Un’alleanza per lo sviluppo del Gargano
L’iniziativa nasce con l’obiettivo di superare le difficoltà gestionali dei singoli municipi attraverso una collaborazione strutturata su diversi ambiti, dalla promozione turistica al potenziamento delle infrastrutture, dalla sanità alla viabilità. Il patto, che avrà una durata sperimentale di almeno tre anni, rappresenta una svolta strategica per la governance locale, puntando a garantire maggiore efficienza, efficacia ed economicità nell’azione amministrativa.
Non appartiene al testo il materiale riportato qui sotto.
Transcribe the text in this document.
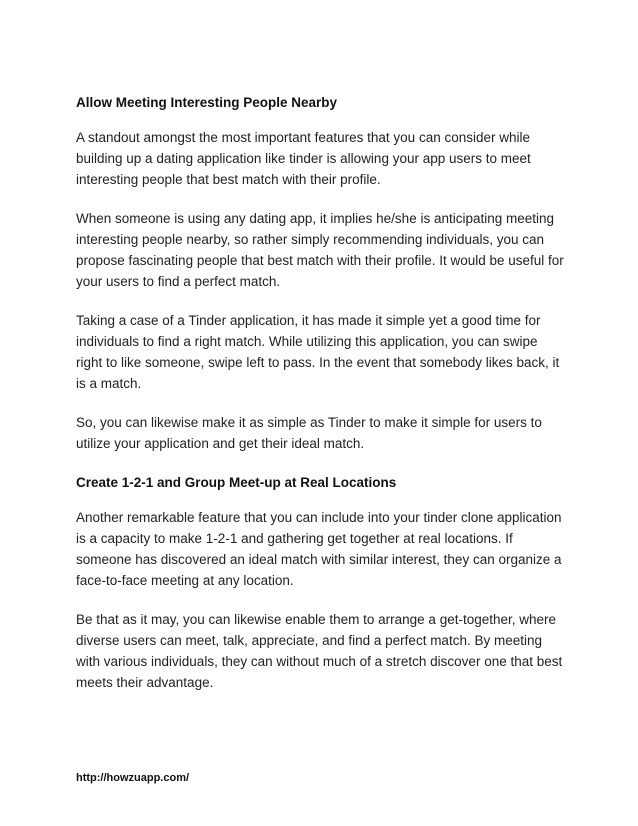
Allow Meeting Interesting People Nearby

A standout amongst the most important features that you can consider while building up a dating application like tinder is allowing your app users to meet interesting people that best match with their profile.

When someone is using any dating app, it implies he/she is anticipating meeting interesting people nearby, so rather simply recommending individuals, you can propose fascinating people that best match with their profile. It would be useful for your users to find a perfect match.

Taking a case of a Tinder application, it has made it simple yet a good time for individuals to find a right match. While utilizing this application, you can swipe right to like someone, swipe left to pass. In the event that somebody likes back, it is a match.

So, you can likewise make it as simple as Tinder to make it simple for users to utilize your application and get their ideal match.

Create 1-2-1 and Group Meet-up at Real Locations

Another remarkable feature that you can include into your tinder clone application is a capacity to make 1-2-1 and gathering get together at real locations. If someone has discovered an ideal match with similar interest, they can organize a face-to-face meeting at any location.

Be that as it may, you can likewise enable them to arrange a get-together, where diverse users can meet, talk, appreciate, and find a perfect match. By meeting with various individuals, they can without much of a stretch discover one that best meets their advantage.

http://howzuapp.com/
I comuni che hanno già aderito al progetto sono Rodi Garganico, Peschici, Carpino, Cagnano Varano, Ischitella, Mattinata, San Giovanni Rotondo, San Marco in Lamis, San Nicandro Garganico, Vico del Gargano, Monte Sant’Angelo, Manfredonia, Apricena, Rignano Garganico e Serracapriola. Una volta ottenuta l’approvazione nei vari Consigli comunali, i Sindaci si riuniranno a Rodi Garganico per la sottoscrizione ufficiale dell’accordo, sancendo formalmente la nascita della “Città Gargano”.
Un cambio di passo per il territorio
La creazione dell’associazione territoriale rappresenta un nuovo modello amministrativo, ispirato alle disposizioni del Testo Unico degli Enti Locali, che promuove la gestione associata delle funzioni comunali. L’obiettivo è potenziare le risorse e migliorare i servizi, superando la frammentazione e favorendo una pianificazione unitaria delle politiche territoriali.
Soddisfazione è stata espressa dal sindaco di Rodi Garganico, Carmine d’Anelli, tra i promotori dell’iniziativa: “Grazie di cuore a tutti i miei colleghi Sindaci che senza indugio hanno aderito e voluto questo risultato, nell’interesse esclusivo della nostra terra, il Gargano”, ha scritto in un post social.
Se i tempi saranno rispettati, la “Città Gargano” diventerà ufficialmente operativa entro Pasqua, dando il via a un nuovo corso per lo sviluppo del promontorio.